[Date Prev][Date Next][Thread Prev][Thread Next]
[Date Index]
[Thread Index]
- Subject: RE: Weird irreproducible error
- From: "Vijay Aswadhati" <vijay@...>
- Date: Sun, 14 Oct 2007 12:24:08 -0700
On Tuesday, October 09, 2007 9:06 AM, Steve Heller wrote:
> On Tue, 09 Oct 2007 11:39:43 -0400, Ralph Hempel
> <[email protected]> wrote:
>
>> Steve Heller wrote:
>>
>>> [snip]
>>> I did write it incrementally, and it worked fine until I had
>>> these weird errors crop up. In fact, it still works fine on
>>> the other machines on which it is installed.
>>
>> Ummm, that's a data point that was missing in previous posts.
>
> Well, the other people haven't run it nearly as much as I have,
> so I'm not sure whether they will run into these problems.
>
>> Now we're looking at what might be a hardware error, or it
>> might be a software error that only manifests itself on certain
>> hardware...
>
This is certainly an interesting data point that is worth looking
into. At my previous company that used to make telephony hardware we
had the weirdest problem. The telephony hardware, the device drivers
and the user space library allowed developers to create applications
like IVR (Interactive Voice Response), Voice Mail and such. The API
to control the hardware gave the developer access to telephony
events such as 'PHONE_ON_HOOK', 'PHONE_OFF_HOOK', etc; not exactly
the same names but you should get the idea.
One fine morning all the tests started failing... randomly. The test
applications used to get what seemed like random stream of telephony
events like 'PHONE_ON_HOOK', 'PHONE_OFF_HOOK', 'DIGIT_DETECTED', ...

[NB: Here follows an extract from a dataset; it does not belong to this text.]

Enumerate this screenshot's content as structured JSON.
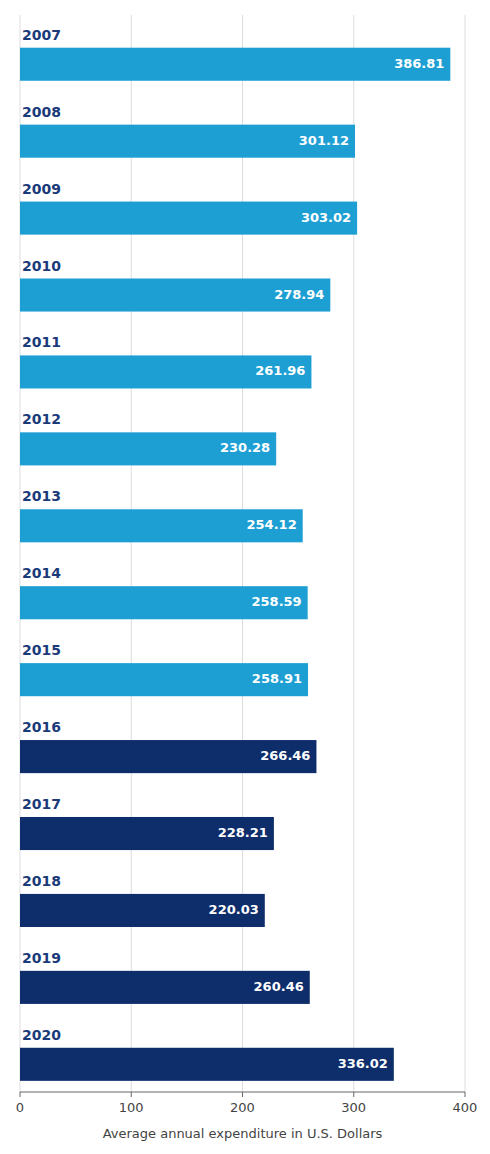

and on and on. Most of the time the tests would run to completion
without any errors. Occasionally these stream of spurious events
(spurious because the test did not ask the hardware to go off hook,
on hook or press a digit) would ruin 12 hours worth of batch test.
After several days of scratching heads by people in hardware, device
driver and middleware group, a pattern started emerging. And the
pattern was this:
- the tests would complete fine if no one touched the machine
(most of the time)
- the tests would complete when run by this guy (let's call him
Mr. Keyboard for he never uses a mouse)
By this time everyone was looking at their last checkins more
thoroughly. We ruled out hardware and the middleware since there
were no commits at these layers.
To cut a long story short, the device driver guy had gotten his hex
numbers wrong and had installed an interrupt handler for the mouse.
So every time the mouse moved the interrupt handler would read
registers of the telephony hardware which contained garbage and
interpreting it to mean some event in the telephony world.
Alright, I did format the story to fit the audience! But getting
back to the data point, I would certainly ask questions like what
changed on this machine: software, hardware and device drivers. And
rollback each until you find the culprit. From following this thread
I would place my bet that the problem is elsewhere and not in Lua.
Cheers,
Vijay Aswadhati